The use of Arbitrage in sports markets: Are they bets you can’t lose?
In business economics, investment and sports, arbitrage is the technique of taking advantage of a cost difference between two or more markets: striking a mix of matching trades that capitalize upon the imbalances, the gain being the difference within market prices.
When used by academics, an arbitrage can be a transaction that concerns no damaging cashflow at any probabilistic or temporal state including a positive income in one or more state; simply, it’s the possibility of a risk-free gain at zero cost.

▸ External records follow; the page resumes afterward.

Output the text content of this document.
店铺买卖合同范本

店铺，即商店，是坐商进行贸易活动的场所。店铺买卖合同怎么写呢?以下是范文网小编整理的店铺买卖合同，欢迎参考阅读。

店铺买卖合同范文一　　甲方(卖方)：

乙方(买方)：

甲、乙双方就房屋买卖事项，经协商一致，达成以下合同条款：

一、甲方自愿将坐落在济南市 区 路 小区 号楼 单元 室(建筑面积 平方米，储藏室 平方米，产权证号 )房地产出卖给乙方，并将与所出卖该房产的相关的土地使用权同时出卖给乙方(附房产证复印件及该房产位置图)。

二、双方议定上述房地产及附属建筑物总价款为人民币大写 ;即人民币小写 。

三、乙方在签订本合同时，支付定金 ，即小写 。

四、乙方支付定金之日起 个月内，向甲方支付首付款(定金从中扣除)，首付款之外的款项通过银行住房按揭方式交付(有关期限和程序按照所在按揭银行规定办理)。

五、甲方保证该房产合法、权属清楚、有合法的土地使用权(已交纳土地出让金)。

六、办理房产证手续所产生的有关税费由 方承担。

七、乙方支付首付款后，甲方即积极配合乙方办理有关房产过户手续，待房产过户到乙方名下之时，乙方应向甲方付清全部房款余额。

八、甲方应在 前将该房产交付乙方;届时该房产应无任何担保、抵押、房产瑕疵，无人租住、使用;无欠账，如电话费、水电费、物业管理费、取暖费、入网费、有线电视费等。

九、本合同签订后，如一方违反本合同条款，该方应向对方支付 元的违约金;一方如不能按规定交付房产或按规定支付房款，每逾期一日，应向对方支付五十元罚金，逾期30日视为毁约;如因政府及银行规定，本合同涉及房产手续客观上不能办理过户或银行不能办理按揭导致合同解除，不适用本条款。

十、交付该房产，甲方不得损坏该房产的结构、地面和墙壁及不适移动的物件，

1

In effect free money from trades where zero risk existed.
In banking markets this is called ‘Arbitrage’. In sports markets it is called Matched Betting.
In principle and within academic use, an arbitrage is risk-free; in common use, for example statistical arbitrage, it might mean predicted profit, though losses may occur, and in practice, there are always risks in arbitrage, some minor (which include fluctuation of prices decreasing profit margins), some major (for example devaluation of your currency or derivative).
In academic use, an arbitrage involves taking advantage of differences in price of a single asset or identical cash-flows; in common use, it’s also utilized to make reference to differences between similar assets (relative value or convergence trades), as in merger arbitrage.
People who engage in arbitrage are known as arbitrageurs for instance a bank or brokerage firm. The term is principally ascribed to trading in financial instruments, such as bonds, shares, derivatives, products and currencies.
Sports arbitrage has additionally recently become practical because of the accessibility to world wide web bookmakers offering widely diverging odds on sports establishing situations where it is possible to place bets that cannot lose.
Despite the fact that this involves bookmakers it is far from gambling as there is no risk to the initial stake which can’t be lost.
Arbitrage is not simply the act of purchasing an item within a market and selling it in another for a better price at some later time. The deals must transpire simultaneously to avoid exposure to market risk, or maybe the risk that prices may change in one market before both transactions are complete.
In realistic terms, this is generally only possible with securities and financial products that may be traded electronically, and even then, when each leg of your trade is accomplished the prices in the market could possibly have moved.
Missing one of the legs from the trade (and subsequently having to trade it soon after at a worse price) is known as ‘execution risk’ or more specifically ‘leg risk’.
“True” arbitrage necessitates that there be no market risk concerned.